| Allele:
One of several alternative forms of a gene, differing from other forms in nucleotide
sequence, and usually in its effect on some character.
Allele frequency: The proportion of gene copies in a population that are a
specific allele. If the population has N individuals, each with 2 gene copies, the
total number of genes in the population is 2N.
Biodiversity: The number of alleles or taxa in a specified geographic area
(ranging from a local region to the whole earth). The number of taxa is often referred to
as "taxonomic diversity" or, simply, "diversity."
Character: A specific feature, e.g., "molar teeth." A character
state is one of several alternative conditions of a feature, e.g., the specific number
of molars. A quantitative character varies continuously (e.g., weight) rather than
discretely, usually because of the effects of both the environment and the action of
several or many genes, hence the term "polygenic" character.
Coalescent theory: A body of population genetics theory that uses relationships
among DNA sequences to infer the evolutionary processes that have affected genes and
populations.
Development: The changes that an individual organism undergoes during its
lifetime, from egg, seed, etc., through maturity to death.
Extinction: The death of all individuals in a local population, a species, or a
higher taxon.
Fixation: The state of an allele that replaces all other alleles in a
population, so that its frequency is 1 (i.e., 100%).
Fitness: The contribution to the next generation of a genotype, relative to that
of other genotypes, reflecting its probability of survival and its reproductive output.
Fossil: Any recognizable trace of an ancient organism preserved in a geologic
deposit.
Gamete: A cell, such as an egg or sperm, that unites with another cell to form a
new organism.
Gene: A unit of heredity, usually a sequence of DNA that encodes a protein or
other product that influences the development of one or more characters. Each amino acid
in a protein chain is encoded by one or more specific triplets made up of four kinds of
nucleotide bases.
Gene flow: The movement of genes from one population into another (usually of
the same species) resulting from movement of individuals or their gametes.
Genetic drift: Random changes in the frequencies of alleles within a population
due to random sampling of genes.
Genotype: A specific combination of alleles at one or more loci. Organisms such
as humans carry two copies of each gene at each of most loci (one from the mother and one
from the father); the genotype at a given locus is homozygous if the two copies are
the same allele, and heterozygous if they are different alleles.

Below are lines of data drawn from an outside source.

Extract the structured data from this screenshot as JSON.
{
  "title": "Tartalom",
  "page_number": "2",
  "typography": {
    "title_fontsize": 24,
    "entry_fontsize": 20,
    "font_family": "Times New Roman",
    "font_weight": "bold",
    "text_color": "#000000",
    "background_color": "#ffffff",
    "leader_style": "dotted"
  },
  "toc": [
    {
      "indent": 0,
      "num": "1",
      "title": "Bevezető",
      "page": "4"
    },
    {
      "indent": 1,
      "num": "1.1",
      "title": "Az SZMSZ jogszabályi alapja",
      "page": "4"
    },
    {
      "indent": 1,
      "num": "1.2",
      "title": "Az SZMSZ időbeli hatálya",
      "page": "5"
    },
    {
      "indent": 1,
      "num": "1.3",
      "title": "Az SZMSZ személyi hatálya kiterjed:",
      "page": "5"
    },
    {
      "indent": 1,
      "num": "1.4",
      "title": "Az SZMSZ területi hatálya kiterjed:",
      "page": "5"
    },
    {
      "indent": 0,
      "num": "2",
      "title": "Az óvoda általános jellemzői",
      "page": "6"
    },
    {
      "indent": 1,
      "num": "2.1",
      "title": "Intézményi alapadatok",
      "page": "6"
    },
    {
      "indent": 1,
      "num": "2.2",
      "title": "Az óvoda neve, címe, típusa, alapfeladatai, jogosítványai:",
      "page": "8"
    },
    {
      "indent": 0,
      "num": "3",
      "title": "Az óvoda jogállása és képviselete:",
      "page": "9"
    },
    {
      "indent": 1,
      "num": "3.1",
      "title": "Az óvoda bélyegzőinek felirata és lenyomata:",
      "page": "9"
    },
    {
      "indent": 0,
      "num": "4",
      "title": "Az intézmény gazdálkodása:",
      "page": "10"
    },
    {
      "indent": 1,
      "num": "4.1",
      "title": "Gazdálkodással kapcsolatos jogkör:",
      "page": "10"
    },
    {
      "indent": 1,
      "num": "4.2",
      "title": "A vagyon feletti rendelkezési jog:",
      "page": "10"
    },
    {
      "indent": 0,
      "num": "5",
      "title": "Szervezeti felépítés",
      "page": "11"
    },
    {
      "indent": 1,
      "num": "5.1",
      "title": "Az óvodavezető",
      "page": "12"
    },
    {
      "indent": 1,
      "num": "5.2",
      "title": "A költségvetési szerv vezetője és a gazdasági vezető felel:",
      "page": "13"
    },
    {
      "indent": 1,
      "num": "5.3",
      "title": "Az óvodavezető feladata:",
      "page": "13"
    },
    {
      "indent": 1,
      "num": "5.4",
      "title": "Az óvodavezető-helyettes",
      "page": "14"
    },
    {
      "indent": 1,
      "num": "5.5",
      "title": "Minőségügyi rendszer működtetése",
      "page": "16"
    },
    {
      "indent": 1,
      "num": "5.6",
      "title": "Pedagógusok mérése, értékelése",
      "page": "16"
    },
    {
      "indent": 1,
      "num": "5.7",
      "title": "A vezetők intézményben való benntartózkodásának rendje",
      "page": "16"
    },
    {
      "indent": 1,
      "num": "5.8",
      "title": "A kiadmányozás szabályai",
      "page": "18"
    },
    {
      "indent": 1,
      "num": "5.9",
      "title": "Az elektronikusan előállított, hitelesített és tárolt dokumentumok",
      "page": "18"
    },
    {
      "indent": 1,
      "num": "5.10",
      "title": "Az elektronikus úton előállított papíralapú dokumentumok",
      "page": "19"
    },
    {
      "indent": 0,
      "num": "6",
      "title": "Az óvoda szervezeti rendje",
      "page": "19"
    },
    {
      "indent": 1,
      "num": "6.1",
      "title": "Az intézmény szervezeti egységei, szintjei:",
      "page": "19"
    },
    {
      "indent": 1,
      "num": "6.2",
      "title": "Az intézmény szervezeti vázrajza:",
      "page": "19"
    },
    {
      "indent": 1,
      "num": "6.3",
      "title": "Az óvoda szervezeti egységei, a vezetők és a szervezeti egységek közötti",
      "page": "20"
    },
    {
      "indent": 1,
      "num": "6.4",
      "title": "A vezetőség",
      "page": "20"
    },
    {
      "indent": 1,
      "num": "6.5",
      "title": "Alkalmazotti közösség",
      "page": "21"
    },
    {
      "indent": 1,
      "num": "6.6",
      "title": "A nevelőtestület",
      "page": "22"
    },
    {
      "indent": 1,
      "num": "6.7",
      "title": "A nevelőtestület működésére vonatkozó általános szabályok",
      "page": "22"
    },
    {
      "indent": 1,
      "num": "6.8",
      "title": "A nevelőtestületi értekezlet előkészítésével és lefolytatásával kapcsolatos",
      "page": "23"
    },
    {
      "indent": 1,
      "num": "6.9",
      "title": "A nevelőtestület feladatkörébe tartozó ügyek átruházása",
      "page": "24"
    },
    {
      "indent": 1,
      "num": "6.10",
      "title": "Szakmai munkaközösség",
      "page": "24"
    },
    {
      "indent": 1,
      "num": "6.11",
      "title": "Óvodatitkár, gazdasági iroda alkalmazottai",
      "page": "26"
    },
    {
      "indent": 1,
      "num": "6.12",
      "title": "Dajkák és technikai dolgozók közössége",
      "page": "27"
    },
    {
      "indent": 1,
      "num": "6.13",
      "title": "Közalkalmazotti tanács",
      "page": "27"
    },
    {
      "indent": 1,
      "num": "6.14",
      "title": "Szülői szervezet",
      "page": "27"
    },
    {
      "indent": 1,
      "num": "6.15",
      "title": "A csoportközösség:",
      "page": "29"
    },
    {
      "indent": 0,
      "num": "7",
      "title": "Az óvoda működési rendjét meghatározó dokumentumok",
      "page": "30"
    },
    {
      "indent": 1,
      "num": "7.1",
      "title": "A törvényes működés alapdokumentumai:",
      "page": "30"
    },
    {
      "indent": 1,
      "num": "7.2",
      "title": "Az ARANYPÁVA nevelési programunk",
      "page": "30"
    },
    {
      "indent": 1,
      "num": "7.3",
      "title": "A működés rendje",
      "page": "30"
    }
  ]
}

Locus (pl., loci): The site on a chromosome occupied by a gene; this term is
often used to refer to the gene itself.
Mass extinction: A large increase in the number of extinctions (with a
concomitant decline in diversity) over a geologically short interval of time (years to
many thousands of years).
Mutation: Alteration of the DNA sequence of a gene; hence, the origin of a new
allele.
Neutral alleles: Two or more alleles that do not differ in their effect on
fitness. Such alleles are said to be "selectively neutral."
Phenotype: An observable characteristic(s) of an organism, e.g., eye color,
respiration rate, number of offspring produced. Both genetic and environmental factors
often determine the phenotype.
Phylogeny: The historical pattern of branching, produced by speciation or
population isolation, that has resulted in a diversity of taxa or differentiated
populations.
Polymorphism: The presence in a population of two or more alleles at a given
genetic locus.
Pleiotropy: The effects of a single gene on more than one character.
Population: A local group of individuals of a species; in sexually reproducing
organisms, the members of a population interbreed with each other more frequently than
they do with members of other populations.
Selection: Shorthand for "natural selection," i.e., consistent
differences in the rate of survival or reproduction between different genotypes or alleles
due to differences in the phenotypes they produce.
Species: As used by most evolutionary biologists, a species is a population of
organisms that actually or potentially exchange genes by interbreeding, and which are
reproductively isolated from other such populations by biological differences that reduce
or prevent gene exchange. Speciation is the origin of two or more species by the
division of an ancestral species into reproductively isolated populations.
Taxon (pl., taxa): A named entity in biological classification, such as a
species (e.g., Homo sapiens) or an order (e.g., Primates). A higher taxon is
one above the species level (e.g., a genus or family), and ideally represents a group of
species that have descended from their most recent common ancestor.